FOI correspondence obtained by the AJ shows top architects lobbying Sadiq Khan after his election victory
London’s new mayor Sadiq Khan has turned down separate meeting requests with three of the UK’s most prominent architects by citing his busy schedule.
Correspondence released under Freedom of Information to the Architects’ Journal shows that Richard Rogers and Terry Farrell – both advisors to former mayors – wrote to Khan in the wake of his election victory in May, as did RIBA president Jane Duncan.
Rogers –a Labour peer and former advisor to mayor Ken Livingstone as well as a founding partner of Rogers Stirk Harbour + Partners – wrote with congratulations on the election result saying it was ‘fantastic’ that London had a mayor ‘committed to tackling the housing crisis’ and other significant issues.

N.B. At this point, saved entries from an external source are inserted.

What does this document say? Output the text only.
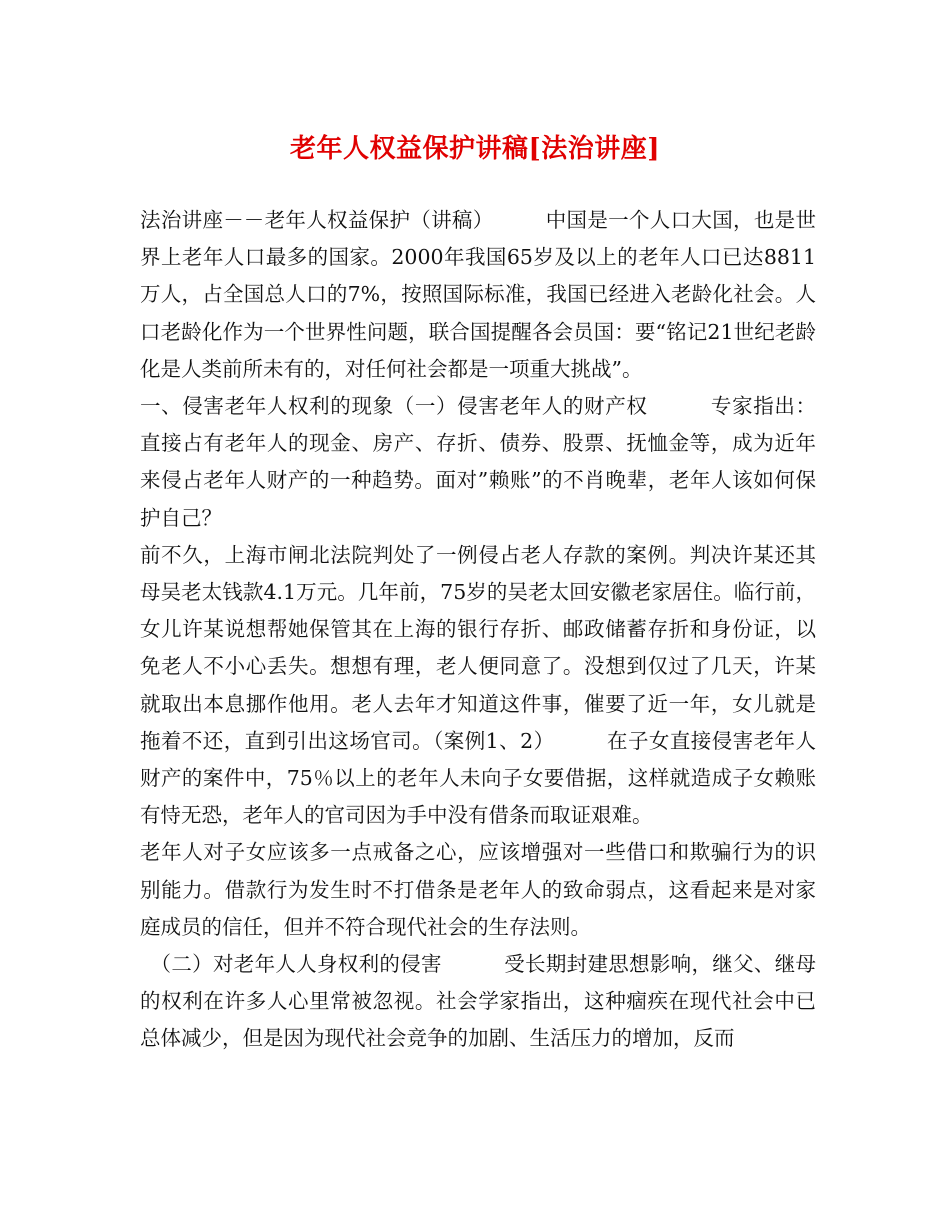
老年人权益保护讲稿[法治讲座]

法治讲座－－老年人权益保护（讲稿）　　　中国是一个人口大国，也是世界上老年人口最多的国家。2000年我国65岁及以上的老年人口已达8811万人，占全国总人口的7%，按照国际标准，我国已经进入老龄化社会。人口老龄化作为一个世界性问题，联合国提醒各会员国：要“铭记21世纪老龄化是人类前所未有的，对任何社会都是一项重大挑战”。

一、侵害老年人权利的现象（一）侵害老年人的财产权　　　专家指出：直接占有老年人的现金、房产、存折、债券、股票、抚恤金等，成为近年来侵占老年人财产的一种趋势。面对”赖账”的不肖晚辈，老年人该如何保护自己？

前不久，上海市闸北法院判处了一例侵占老人存款的案例。判决许某还其母吴老太钱款4.1万元。几年前，75岁的吴老太回安徽老家居住。临行前，女儿许某说想帮她保管其在上海的银行存折、邮政储蓄存折和身份证，以免老人不小心丢失。想想有理，老人便同意了。没想到仅过了几天，许某就取出本息挪作他用。老人去年才知道这件事，催要了近一年，女儿就是拖着不还，直到引出这场官司。（案例1、2）　　　在子女直接侵害老年人财产的案件中，75％以上的老年人未向子女要借据，这样就造成子女赖账有恃无恐，老年人的官司因为手中没有借条而取证艰难。

老年人对子女应该多一点戒备之心，应该增强对一些借口和欺骗行为的识别能力。借款行为发生时不打借条是老年人的致命弱点，这看起来是对家庭成员的信任，但并不符合现代社会的生存法则。

　（二）对老年人人身权利的侵害　　　受长期封建思想影响，继父、继母的权利在许多人心里常被忽视。社会学家指出，这种痼疾在现代社会中已总体减少，但是因为现代社会竞争的加剧、生活压力的增加，反而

Rogers added: ‘As you probably know, I advised Ken Livingstone as his chief advisor on architecture and urbanism, and also worked for Boris Johnson briefly. More recently, I have been working with Andrew Adonis and Tessa Jowell on how we might tackle some of London’s big problems. I would be very happy to come in and discuss these issues, and to offer any help I can.’

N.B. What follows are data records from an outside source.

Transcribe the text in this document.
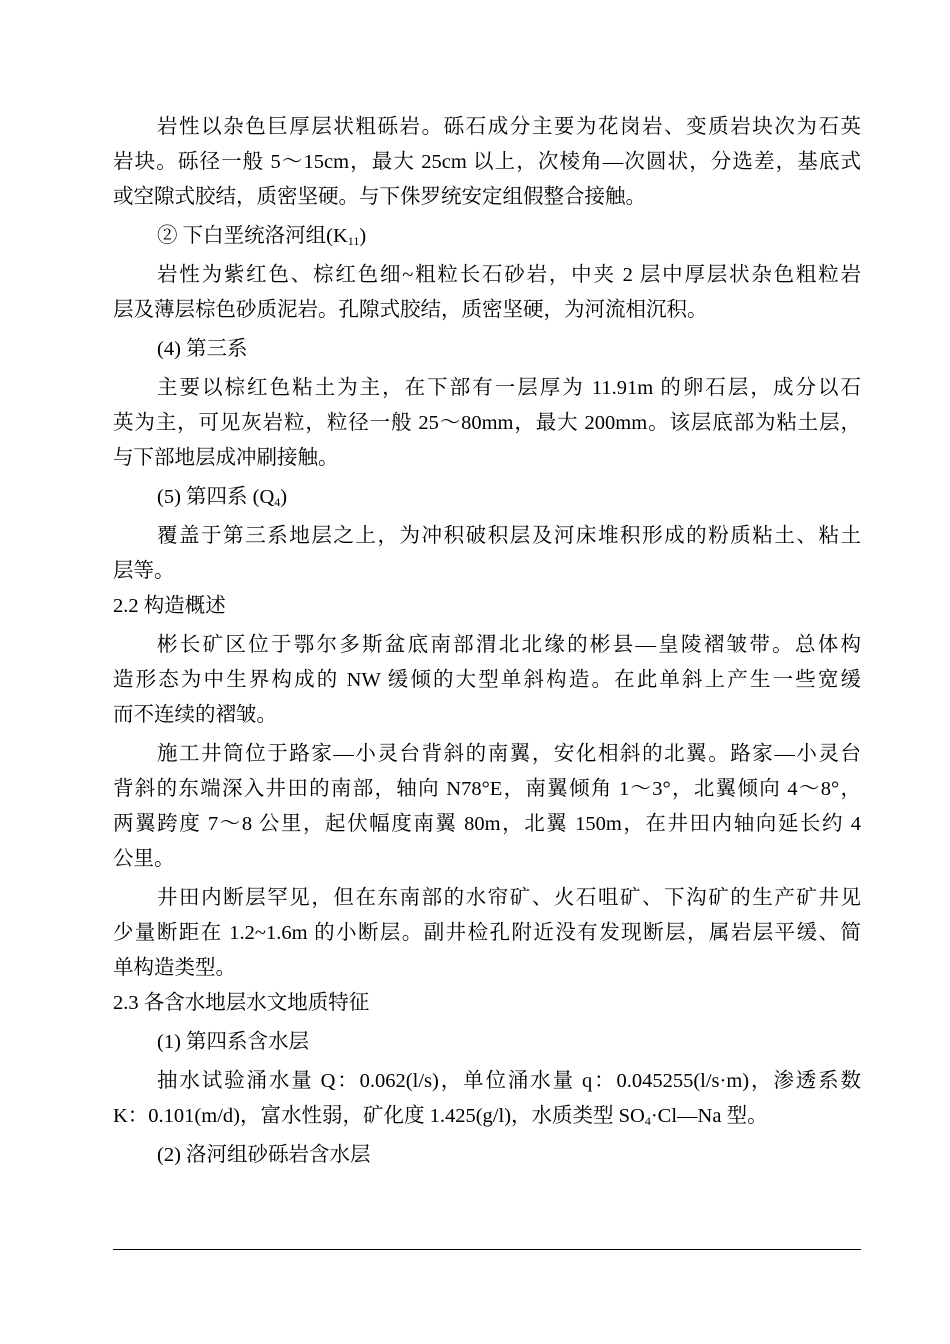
岩性以杂色巨厚层状粗砾岩。砾石成分主要为花岗岩、变质岩块次为石英

岩块。砾径一般 5～15cm，最大 25cm 以上，次棱角—次圆状，分选差，基底式

或空隙式胶结，质密坚硬。与下侏罗统安定组假整合接触。

② 下白垩统洛河组$(K_{11})$

岩性为紫红色、棕红色细~粗粒长石砂岩，中夹 2 层中厚层状杂色粗粒岩

层及薄层棕色砂质泥岩。孔隙式胶结，质密坚硬，为河流相沉积。

(4) 第三系

主要以棕红色粘土为主，在下部有一层厚为 11.91m 的卵石层，成分以石

英为主，可见灰岩粒，粒径一般 25～80mm，最大 200mm。该层底部为粘土层，

与下部地层成冲刷接触。

(5) 第四系 $(Q_4)$

覆盖于第三系地层之上，为冲积破积层及河床堆积形成的粉质粘土、粘土

层等。

2.2 构造概述

彬长矿区位于鄂尔多斯盆底南部渭北北缘的彬县—皇陵褶皱带。总体构

造形态为中生界构成的 NW 缓倾的大型单斜构造。在此单斜上产生一些宽缓

而不连续的褶皱。

施工井筒位于路家—小灵台背斜的南翼，安化相斜的北翼。路家—小灵台

背斜的东端深入井田的南部，轴向 N78°E，南翼倾角 1～3°，北翼倾向 4～8°，

两翼跨度 7～8 公里，起伏幅度南翼 80m，北翼 150m，在井田内轴向延长约 4

公里。

井田内断层罕见，但在东南部的水帘矿、火石咀矿、下沟矿的生产矿井见

少量断距在 1.2~1.6m 的小断层。副井检孔附近没有发现断层，属岩层平缓、简

单构造类型。

2.3 各含水地层水文地质特征

(1) 第四系含水层

抽水试验涌水量 Q：0.062(l/s)，单位涌水量 q：0.045255(l/s·m)，渗透系数

K：0.101(m/d)，富水性弱，矿化度 1.425(g/l)，水质类型 $SO_4\cdot Cl—Na$ 型。

(2) 洛河组砂砾岩含水层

The architect also mentioned that he had been looking at an ‘alternative strategy’ for HS2’s London interchange.
A reply sent to Rogers the following month by a GLA officer on Khan’s behalf thanked him for his ‘early engagement’ but said the mayor was still in the process of assembling his team and suggested a forthcoming meeting with a deputy mayor.
In his letter, Terry Farrell also congratulated the new mayor before asking him about his intentions towards the mayor’s existing design advisory panel which Farrell is part of.
Farrell complained that the panel had ‘not had the level of input from the former mayor we were hoping for’.
He added: ‘I have a long experience in this area, having advised a number of Labour ministers and peers including Yvette Cooper, Caroline Flint, Andrew Adonis and Bob Kerslake.’
Prior to his meeting request, Farrell also cited Farrells’ work on a number of London projects including Old Oak Common, a wide-ranging proposal for low level bridges across the Thames which he said could facilitate up to 40,000 new homes and examining the proposed HS2 interchange at Euston.
In a response sent to Farrell by another GLA official, the architect was told that the mayor was ‘extremely grateful’ for the invitation to meet but too busy in the coming months. Instead, it was suggested that Farrell meet with deputy mayor for housing James Murray.
Jane Duncan wrote to offer the support of her and the RIBA in tackling major issues such as school design and the housing crisis. She also asked whether the mayor would like to attend a celebration on July 1st of the RIBA’s National Schools Programme.
Duncan received a reply from Khan himself which thanked her for the letter and added that he was ‘honoured and humbled’ by his victory. However, it said that his diary was ‘already committed’ on the day of the RIBA event and wished her ‘every success’ with it. Murray subsequently attended on the mayor’s behalf.